I stopped going to Church around high school. It had stopped speaking to me.
I was called back over the past five years. I think it was a desire to let go of the hate and anger that was inside me, and damaging me and my family. On the tenth anniversary of 9/11 I tried to attend mass, walked half-way to the Church down the Street and turned back in tears. It would be impossible to explain all of the emotions that first lured me to Church and then stopped me half-way and reduced me to tears. Impossible to explain since I don't even know myself all that was bubbling within me.
I have been a regular attendee at the 7:30 AM Mass since February of 2012. That was when my wife and I realized we would have to send our son away from home to receive specialized care that would hopefully allow him to control his emotions and give us some confidence he would not be a danger to himself. He was shattered, broken. I was also. I have failed many times in my life but never felt like a failure, until then. Not just a failure, but a failure at the most fundamental, basic, important task any parent has which is to keep their children safe.
I have prayed for a miracle at every Mass, Today's First reading was Acts 5:12-16.
12 The apostles performed many signs and wonders among the people. And all the believers used to meet together in Solomon’s Colonnade. 13 No one else dared join them, even though they were highly regarded by the people. 14 Nevertheless, more and more men and women believed in the Lord and were added to their number. 15 As a result, people brought the sick into the streets and laid them on beds and mats so that at least Peter’s shadow might fall on some of them as he passed by. 16 Crowds gathered also from the towns around Jerusalem, bringing their sick and those tormented by impure spirits, and all of them were healed.That's how I feel sometimes, bringing my son out on a mat so that at least a shadow might fall on him, and heal his torment. Mine also.

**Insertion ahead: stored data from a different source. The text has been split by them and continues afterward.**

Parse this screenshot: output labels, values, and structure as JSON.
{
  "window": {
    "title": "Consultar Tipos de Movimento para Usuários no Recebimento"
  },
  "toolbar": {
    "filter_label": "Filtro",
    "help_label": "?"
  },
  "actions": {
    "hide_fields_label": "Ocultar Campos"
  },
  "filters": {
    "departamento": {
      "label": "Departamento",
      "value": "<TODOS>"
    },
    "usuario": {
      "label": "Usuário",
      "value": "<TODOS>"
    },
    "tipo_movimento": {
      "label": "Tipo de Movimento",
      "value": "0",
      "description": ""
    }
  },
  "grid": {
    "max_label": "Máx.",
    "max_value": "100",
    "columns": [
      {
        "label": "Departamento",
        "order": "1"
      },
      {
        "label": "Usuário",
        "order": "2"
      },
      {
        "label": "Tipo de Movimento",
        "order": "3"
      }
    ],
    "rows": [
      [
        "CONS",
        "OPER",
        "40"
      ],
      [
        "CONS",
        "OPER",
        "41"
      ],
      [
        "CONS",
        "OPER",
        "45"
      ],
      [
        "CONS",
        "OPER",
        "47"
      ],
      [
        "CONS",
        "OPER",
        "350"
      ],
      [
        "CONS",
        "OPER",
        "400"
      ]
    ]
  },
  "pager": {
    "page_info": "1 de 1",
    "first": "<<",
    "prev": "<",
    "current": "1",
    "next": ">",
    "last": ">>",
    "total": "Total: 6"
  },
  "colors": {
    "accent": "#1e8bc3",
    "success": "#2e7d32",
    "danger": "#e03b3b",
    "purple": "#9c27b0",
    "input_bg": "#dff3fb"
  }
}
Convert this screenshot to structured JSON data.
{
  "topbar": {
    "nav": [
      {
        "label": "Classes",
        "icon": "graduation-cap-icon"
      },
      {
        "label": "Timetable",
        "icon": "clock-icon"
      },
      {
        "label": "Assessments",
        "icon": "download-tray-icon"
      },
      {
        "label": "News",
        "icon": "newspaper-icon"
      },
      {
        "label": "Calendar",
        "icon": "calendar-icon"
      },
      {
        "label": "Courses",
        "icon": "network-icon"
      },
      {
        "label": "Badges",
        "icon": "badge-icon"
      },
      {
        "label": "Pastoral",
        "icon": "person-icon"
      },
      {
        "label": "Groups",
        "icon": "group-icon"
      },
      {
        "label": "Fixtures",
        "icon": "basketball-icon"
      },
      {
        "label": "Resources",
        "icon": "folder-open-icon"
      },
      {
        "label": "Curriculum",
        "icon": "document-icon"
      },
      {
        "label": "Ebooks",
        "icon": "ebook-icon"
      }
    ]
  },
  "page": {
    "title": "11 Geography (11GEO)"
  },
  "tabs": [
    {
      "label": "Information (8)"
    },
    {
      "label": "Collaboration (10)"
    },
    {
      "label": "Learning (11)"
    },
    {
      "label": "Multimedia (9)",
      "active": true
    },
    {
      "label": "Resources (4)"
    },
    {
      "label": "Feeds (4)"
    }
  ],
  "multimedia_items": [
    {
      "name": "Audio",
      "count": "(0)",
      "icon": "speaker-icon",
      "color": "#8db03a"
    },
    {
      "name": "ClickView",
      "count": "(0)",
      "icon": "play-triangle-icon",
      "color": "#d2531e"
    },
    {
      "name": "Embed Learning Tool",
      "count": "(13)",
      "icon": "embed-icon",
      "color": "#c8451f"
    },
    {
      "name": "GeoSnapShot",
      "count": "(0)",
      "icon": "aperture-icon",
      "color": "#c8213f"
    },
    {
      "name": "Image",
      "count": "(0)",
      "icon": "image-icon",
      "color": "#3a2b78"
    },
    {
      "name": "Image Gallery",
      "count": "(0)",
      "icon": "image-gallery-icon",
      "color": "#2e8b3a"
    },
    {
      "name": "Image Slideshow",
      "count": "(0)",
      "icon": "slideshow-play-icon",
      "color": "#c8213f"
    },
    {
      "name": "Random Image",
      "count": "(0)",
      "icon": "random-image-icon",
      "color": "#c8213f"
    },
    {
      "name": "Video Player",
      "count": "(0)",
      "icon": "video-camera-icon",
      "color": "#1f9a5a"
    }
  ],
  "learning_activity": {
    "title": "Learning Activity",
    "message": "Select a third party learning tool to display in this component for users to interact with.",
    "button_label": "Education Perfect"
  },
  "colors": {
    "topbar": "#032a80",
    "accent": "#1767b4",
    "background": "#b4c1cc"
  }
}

But the miracle is not why I went back. My life was in chaos and I needed order. I needed comfort and meaning. To some extent I have found that.
Our son has had many ups and downs. For a short period it seemed like the miracle we prayed for had been granted. Then it was taken away. Back up. Back down. In our most recent conversation he started by saying he wanted to let go of the hate, because he realized all it was doing was hurting himself. We've had too many ups and downs to celebrate all is better. We are celebrating he is better today.